Während das Brautpaar im Erkerzimmer des ersten Geschosses
plauderte, war Eva zur Ausführung ihres Planes geschritten. Sie
vermutete, daß, wenn irgend jemand im Hause etwas von Helenas
Geheimnis wüßte, es Brigitte sein müßte, nicht als ob das junge
Edelfräulein ihre Dienerin zur Vertrauten gemacht haben würde,
sondern weil die Beschließerin meist Helena auf ihren Ausgängen
begleitete; und nur auf solchen konnte die Freundin eine Be—
kanntschaft gemacht haben, von der Eva nichts wußte. Um
einen Herrn aus dem engeren Freundeskreis aber konnte es sich
nicht handeln, das war dem kleinen Fräulein klar. Gewiß hatten
sich bereits viele junge Kavaliere um das schöne, reiche Mädchen
beworben, diese war jedoch zu allen stets gleich freundlich, aber
zurückhaltend gewesen und hatte nie einen bevorzugt oder ermutigt.
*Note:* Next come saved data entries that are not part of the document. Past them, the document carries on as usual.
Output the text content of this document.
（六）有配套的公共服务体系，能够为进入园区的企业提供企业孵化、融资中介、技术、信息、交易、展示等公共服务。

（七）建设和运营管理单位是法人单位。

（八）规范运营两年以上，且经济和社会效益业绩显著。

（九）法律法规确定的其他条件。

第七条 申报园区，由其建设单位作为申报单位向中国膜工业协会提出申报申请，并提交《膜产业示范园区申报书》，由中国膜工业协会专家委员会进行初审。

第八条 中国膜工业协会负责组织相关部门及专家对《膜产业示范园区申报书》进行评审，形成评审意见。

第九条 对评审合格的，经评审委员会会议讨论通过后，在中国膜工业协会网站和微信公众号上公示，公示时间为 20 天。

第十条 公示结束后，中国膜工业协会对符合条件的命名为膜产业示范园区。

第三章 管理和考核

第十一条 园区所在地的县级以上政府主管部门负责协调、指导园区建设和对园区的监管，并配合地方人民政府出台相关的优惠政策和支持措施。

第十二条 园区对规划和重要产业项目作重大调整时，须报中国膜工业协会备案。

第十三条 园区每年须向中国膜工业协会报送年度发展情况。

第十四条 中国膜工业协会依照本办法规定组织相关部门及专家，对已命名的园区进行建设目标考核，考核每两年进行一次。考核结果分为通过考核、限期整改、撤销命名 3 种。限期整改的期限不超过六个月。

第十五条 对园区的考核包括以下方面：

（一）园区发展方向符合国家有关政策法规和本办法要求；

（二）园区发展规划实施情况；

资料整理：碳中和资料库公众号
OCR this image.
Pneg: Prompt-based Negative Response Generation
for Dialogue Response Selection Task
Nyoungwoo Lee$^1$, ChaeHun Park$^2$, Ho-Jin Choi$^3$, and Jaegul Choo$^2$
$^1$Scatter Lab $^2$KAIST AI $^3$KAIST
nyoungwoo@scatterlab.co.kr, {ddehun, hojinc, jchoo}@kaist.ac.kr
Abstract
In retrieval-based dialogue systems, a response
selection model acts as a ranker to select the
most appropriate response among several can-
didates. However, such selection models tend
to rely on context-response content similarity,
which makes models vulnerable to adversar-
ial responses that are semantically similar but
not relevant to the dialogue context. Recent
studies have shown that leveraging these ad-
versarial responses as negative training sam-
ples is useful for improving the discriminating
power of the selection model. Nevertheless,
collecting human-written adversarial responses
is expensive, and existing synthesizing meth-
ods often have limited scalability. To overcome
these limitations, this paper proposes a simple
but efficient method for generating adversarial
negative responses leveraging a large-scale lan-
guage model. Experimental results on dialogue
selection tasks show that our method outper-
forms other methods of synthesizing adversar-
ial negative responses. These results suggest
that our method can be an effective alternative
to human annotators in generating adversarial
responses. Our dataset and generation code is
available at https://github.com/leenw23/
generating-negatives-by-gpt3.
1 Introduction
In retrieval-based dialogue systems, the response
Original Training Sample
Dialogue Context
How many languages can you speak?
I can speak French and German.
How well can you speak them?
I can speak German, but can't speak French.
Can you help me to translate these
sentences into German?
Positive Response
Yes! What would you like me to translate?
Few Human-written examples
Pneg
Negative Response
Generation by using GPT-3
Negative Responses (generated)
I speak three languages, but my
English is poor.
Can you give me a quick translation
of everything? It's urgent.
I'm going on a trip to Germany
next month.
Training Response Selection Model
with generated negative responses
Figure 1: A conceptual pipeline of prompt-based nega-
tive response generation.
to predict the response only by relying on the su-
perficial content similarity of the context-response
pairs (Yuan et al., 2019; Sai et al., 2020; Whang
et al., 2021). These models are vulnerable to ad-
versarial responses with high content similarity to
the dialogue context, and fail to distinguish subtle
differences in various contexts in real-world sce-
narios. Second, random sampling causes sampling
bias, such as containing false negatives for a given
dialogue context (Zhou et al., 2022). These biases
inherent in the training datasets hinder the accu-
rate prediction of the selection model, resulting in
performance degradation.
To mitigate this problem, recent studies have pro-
So hatte denn auch noch keiner gewagt, beim Vater um ihre
Hand anzuhalten.
Eva stieg daher zunächst in das obere Stockwerk zum
Zimmerchen ihrer alten Freundin hinauf, deren besondrer Liebling
sie, nächst Helena natürlich, war.
Wie erstaunte sie, als sie in dem sonst so ordentlichen und
sauberen Stübchen die größte Unordnung erblickte! Alle Kasten
waren aufgezogen und ihr Inhalt, anscheinend in Hast, halb
auf den Boden entleert. In der Mitte des engen Raumes
stand die Bewohnerin desselben hochrot vor Eifer und hielt ein
kleines, goldenes Kettchen in der Hand, das sie mit funkelnden
Augen betrachtete.
Brigitte war in den Anblick desselben so vertieft, während ihr
voller Busen auf und nieder wogte, daß sie weder Evas Klopfen
noch ihren Eintritt bemerkt hatte. Erst auf ihre Frage: „Aber
was hast Du denn, Brigitte?“ schrak sie zusammen und wollte
schnell das Kettchen verbergen.
„Ach, nichts Besonderes,“ antwortete sie verlegen, „ich habe
nur etwas gesucht, was ich verlegt hatte. Aber was wünschest
Du, Kind?“
In ihrer Aufregung vergaß sie ganz die zeremoniöse Anrede,
mit der sie Eva seit ihrer Einsegnung ansprach.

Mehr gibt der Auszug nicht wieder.